Kevin from Rochester writes: I know you say that Northwestern is better off playing in a smaller bowl to get a win but Id rather them win as an underdog. They have been known to pull off big upsets and ruin teams goals such as big ten titles. They pulled off the win against Ricky Stanzi #4 Iowa a couple years ago and ruined Nebraska's big ten hopes late last year. Id rather have them break they're bowl streak by winning a bowl game thats similar to their identity which is pulling off an upset. Am I wrong to think this way. I really think they could have pulled off an upset and kept the game interesting if they played in the Capital One bowl against Johnny Football and A&M
Adam Rittenberg: I think Johnny Football and A&M would have destroyed Northwestern, and extended the bowl streak and all the chat about how the Wildcats can't get over the hump in a bowl. Northwestern hasn't won a bowl game since 1949! You really care how the streak ends at this point? The underdog wins tradition is nice, and Northwestern almost pulled off a nice upset of Missouri in the 2008 Alamo Bowl. But the poor bowl matchups are a huge reason why Northwestern keeps losing.The most important thing here is a win, and Northwestern has a much better chance against Mississippi State than Texas A&M or Georgia or South Carolina. I just don't understand your mind-set. A bowl win would change the narrative about Northwestern and resonate throughout the offseason before a potentially huge 2013 campaign.

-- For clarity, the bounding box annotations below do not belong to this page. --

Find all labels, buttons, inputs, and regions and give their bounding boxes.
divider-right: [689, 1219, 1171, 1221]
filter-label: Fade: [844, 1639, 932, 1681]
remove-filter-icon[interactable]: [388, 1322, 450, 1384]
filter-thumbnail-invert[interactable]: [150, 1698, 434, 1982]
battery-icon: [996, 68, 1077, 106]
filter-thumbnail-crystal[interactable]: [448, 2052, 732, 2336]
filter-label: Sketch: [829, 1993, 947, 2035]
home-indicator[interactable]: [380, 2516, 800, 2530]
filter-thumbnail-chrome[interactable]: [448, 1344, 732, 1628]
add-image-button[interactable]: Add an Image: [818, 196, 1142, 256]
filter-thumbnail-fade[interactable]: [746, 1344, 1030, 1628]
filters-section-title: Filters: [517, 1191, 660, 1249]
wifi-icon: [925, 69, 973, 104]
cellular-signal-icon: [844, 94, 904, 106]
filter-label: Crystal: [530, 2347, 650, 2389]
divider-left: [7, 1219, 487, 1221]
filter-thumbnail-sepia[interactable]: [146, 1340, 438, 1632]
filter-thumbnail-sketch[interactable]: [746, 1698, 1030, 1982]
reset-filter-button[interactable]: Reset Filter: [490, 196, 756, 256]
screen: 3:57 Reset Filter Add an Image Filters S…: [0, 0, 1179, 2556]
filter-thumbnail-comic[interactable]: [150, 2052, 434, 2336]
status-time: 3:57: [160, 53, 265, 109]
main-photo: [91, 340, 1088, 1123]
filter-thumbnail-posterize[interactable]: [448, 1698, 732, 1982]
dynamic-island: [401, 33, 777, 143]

Nate from Council Bluffs, Iowa, writes: Adam, As a Hawkeye fan I entered this season only expecting a 6-7 win season, with big coordinator changes, the question mark at running back, and favorable schedule. I never expected this outcome though. Now thinking ahead, because that?s all we can do at this point: With all the returning starters next year, and all the underclassmen who got playing time this year (Also if AIRBHG stays out of Iowa City this offseason!!), is there light at the end of the tunnel for next season?
Adam Rittenberg: Nate, there's definitely hope when a team returns a lot of core players and won't be going through another staff transition like Iowa went through last winter. My concern, however, is the Legends division. Who do you see getting worse so Iowa can rise up? Nebraska returns virtually its entire offense, led by quarterback Taylor Martinez. Michigan State might lose running back Le'Veon Bell, but its best defenders return and the offense should be at least serviceable in Year 2 with Andrew Maxwell at quarterback. Northwestern returns virtually everyone from a 9- or 10-win team (depending on the bowl game). Brady Hoke will have more of his recruits in key positions at Michigan, and Devin Gardner's emergence down the stretch raises hope. Minnesota just went from three wins to six wins. My point is that while Iowa shouldn't be this bad again, the division is only getting tougher for the Hawkeyes.
Fred from Spokane, Wash., writes: For programs on the rise, such as Minnesota, does it help the program to go to a bowl game and get blown out? Does a blow out help or hurt recruiting?
Adam Rittenberg: Fred, in Minnesota's case, the bowl game itself is secondary to the bowl practices. The fact Minnesota gets 15 extra practices is huge, especially with a true freshman (Philip Nelson) at the quarterback spot. It gives coach Jerry Kill and his staff more time to evaluate younger players who will play bigger roles in 2013. Although there are quite a few seniors on defense, the offense is very young for the most part, and that's the unit that must make significant strides for next season. Minnesota can sell the bowl appearance to recruits and the fact it doubled its wins total in Kill's second season. The outcome of the game itself, even if bad, shouldn't impact recruiting too much.